Thank the Lord for tariffs and the Fed — if only because they
are something to talk about that is not the Affordable Care
Act (ACA). Lately most of the talk has not really been about the ACA, however.
It was instead the political theater of the left attacking conservatives
for their putative decision to end guaranteed coverage for pre-existing conditions
(note to reader: not quite, but that is a tale for another day) or what would happen if the
Supreme Court ultimately upheld the decision of Texas U.S. District
Judge Reed O’Connor to overturn the ACA nationwide.
The ACA, however, continues to operate. But how well? One metric is to focus on the individual market, and particularly the premiums charged to enrollees.

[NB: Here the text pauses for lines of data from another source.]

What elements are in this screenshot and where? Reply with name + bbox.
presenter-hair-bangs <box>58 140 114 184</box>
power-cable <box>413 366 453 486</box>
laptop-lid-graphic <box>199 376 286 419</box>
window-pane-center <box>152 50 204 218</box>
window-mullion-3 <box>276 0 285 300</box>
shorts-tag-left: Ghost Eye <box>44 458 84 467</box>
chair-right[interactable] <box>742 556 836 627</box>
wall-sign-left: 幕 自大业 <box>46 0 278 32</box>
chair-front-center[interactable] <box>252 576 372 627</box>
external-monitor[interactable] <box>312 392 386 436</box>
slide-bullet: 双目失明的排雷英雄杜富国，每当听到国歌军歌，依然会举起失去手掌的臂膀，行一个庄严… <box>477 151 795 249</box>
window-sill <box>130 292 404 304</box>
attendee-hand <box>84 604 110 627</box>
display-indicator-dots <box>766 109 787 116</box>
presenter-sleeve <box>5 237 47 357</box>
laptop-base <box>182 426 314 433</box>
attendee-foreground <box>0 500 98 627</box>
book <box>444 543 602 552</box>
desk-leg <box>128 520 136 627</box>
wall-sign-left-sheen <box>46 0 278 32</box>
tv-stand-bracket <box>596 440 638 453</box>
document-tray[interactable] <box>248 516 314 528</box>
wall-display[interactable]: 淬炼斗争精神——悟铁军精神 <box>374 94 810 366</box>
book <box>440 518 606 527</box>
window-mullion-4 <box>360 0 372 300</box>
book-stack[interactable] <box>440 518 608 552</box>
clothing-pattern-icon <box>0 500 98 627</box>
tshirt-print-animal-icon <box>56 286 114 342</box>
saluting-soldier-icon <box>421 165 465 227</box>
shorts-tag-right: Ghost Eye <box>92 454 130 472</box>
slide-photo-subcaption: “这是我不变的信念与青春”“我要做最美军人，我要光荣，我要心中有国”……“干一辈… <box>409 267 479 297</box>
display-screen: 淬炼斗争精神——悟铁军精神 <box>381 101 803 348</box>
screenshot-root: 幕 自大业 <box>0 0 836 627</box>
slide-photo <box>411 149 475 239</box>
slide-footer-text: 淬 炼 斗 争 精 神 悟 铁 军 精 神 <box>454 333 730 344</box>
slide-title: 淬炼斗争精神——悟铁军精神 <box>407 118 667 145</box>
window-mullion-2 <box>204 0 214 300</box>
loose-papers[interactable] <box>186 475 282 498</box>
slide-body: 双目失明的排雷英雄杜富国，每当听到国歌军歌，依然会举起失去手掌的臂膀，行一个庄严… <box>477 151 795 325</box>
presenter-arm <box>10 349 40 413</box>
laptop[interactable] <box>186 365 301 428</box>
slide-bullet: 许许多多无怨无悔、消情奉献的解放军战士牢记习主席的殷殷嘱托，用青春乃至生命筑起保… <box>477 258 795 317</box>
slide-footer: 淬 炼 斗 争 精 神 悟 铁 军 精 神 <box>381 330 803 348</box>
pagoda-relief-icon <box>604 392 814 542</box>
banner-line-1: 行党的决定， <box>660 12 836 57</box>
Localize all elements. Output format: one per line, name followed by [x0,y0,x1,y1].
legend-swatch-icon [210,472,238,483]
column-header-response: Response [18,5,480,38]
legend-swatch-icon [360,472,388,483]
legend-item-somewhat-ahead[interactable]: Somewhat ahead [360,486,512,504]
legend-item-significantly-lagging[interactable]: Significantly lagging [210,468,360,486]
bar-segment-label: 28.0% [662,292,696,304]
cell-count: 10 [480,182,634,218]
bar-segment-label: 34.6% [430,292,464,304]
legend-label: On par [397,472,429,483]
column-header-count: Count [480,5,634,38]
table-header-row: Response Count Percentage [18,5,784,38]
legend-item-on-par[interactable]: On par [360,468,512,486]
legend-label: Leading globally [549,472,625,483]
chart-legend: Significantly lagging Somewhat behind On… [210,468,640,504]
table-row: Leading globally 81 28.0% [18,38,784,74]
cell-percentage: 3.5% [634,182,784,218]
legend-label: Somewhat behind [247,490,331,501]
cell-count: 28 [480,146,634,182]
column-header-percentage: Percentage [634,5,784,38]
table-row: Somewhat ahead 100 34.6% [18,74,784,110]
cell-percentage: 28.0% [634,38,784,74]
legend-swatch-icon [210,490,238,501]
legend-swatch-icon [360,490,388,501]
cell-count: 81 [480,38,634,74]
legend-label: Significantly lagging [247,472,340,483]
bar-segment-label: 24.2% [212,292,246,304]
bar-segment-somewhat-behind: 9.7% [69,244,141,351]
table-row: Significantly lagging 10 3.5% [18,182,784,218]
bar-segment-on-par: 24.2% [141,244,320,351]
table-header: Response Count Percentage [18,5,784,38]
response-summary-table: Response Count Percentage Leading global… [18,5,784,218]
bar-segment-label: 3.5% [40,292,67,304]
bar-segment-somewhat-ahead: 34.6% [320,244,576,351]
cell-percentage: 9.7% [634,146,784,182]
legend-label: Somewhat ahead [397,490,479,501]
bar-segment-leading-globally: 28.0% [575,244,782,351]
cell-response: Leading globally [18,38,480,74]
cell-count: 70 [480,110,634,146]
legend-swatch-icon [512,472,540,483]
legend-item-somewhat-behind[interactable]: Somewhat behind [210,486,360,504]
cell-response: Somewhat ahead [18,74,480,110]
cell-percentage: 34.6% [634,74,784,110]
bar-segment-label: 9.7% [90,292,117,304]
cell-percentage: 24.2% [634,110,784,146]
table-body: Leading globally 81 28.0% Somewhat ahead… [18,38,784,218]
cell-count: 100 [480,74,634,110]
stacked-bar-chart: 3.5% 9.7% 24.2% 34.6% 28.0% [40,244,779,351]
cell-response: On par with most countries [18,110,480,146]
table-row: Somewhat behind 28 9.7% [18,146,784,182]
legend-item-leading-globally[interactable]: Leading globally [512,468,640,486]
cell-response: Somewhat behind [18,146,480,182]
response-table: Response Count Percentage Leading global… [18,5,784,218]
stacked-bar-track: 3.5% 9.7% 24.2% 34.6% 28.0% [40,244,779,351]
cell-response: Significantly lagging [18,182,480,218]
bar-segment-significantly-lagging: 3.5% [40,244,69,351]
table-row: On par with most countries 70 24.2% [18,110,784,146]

As AAF has previously noted, the premiums have largely stabilized, showing only modest upward pressures for 2019. The first indicator is “benchmark plans” — the second-lowest-cost Silver plan that serves as the index for the ACA’s premium subsidies. Because rankings change, the same plan is not always the benchmark plan. Indeed, only 15 percent of all rating areas still have the same benchmark plan as 2017. But those benchmark plans from 2018 that are still offered in 2019, even if not as the benchmark, rose by an average of 5 percent—the lowest average increase since the ACA marketplaces began operating.
A slightly different
metric is the change in the benchmark itself; the average 2019 benchmark
plan premium is 1 percent higher than the average 2018 benchmark plan — a
modest increase. Another insight is the increases facing people who are not in
the Silver plans. In 2019, the lowest-cost Bronze premium increased by an
average of 1 percent, while the lowest-cost Gold premium increased on average
by about 14 percent.
Good performance is in the eye of the beholder, but the combination of additional insurers entering the market and modest premium increases is promising. However, there is a second side of the market — demand — and yesterday the Department of Health and Human Services (HHS) released the enrollment “snapshot" through December 15 — the end of the enrollment period. (These figures cover only the federal exchange; state-run marketplaces are excluded.) While there will be some additional adjustments due to late reporting, the basic picture is in: open enrollment ended with approximately 8.5 million people enrolled, down about 4 percent from the 8.8 million people last year. This is not a surprise. Two weeks ago, AAF foreshadowed the lower enrollment. The next question is: Why?
Higher premiums might seem like the answer, but remember that subsidies rise with the cost of the benchmark plans. This seems unlikely to be the reason. There is as well the demise of the individual mandate penalty, greater employment (and thus employer insurance), or other options created by Trump Administration initiatives around association health plans and short-term limited-duration plans, aimed at providing cheaper alternatives to ACA-compliant coverage.
Or, it could be advertising. As Chris Holt wrote at the time: “The fifth factor that comes to mind, and the one that may well be having the largest effect, is the Trump Administration’s spending reduction for advertising and navigators, who help people through the ACA signup process. ACA enrollment crested in 2016, and has been declining ever so slightly since—as has been federal spending on advertising and navigators."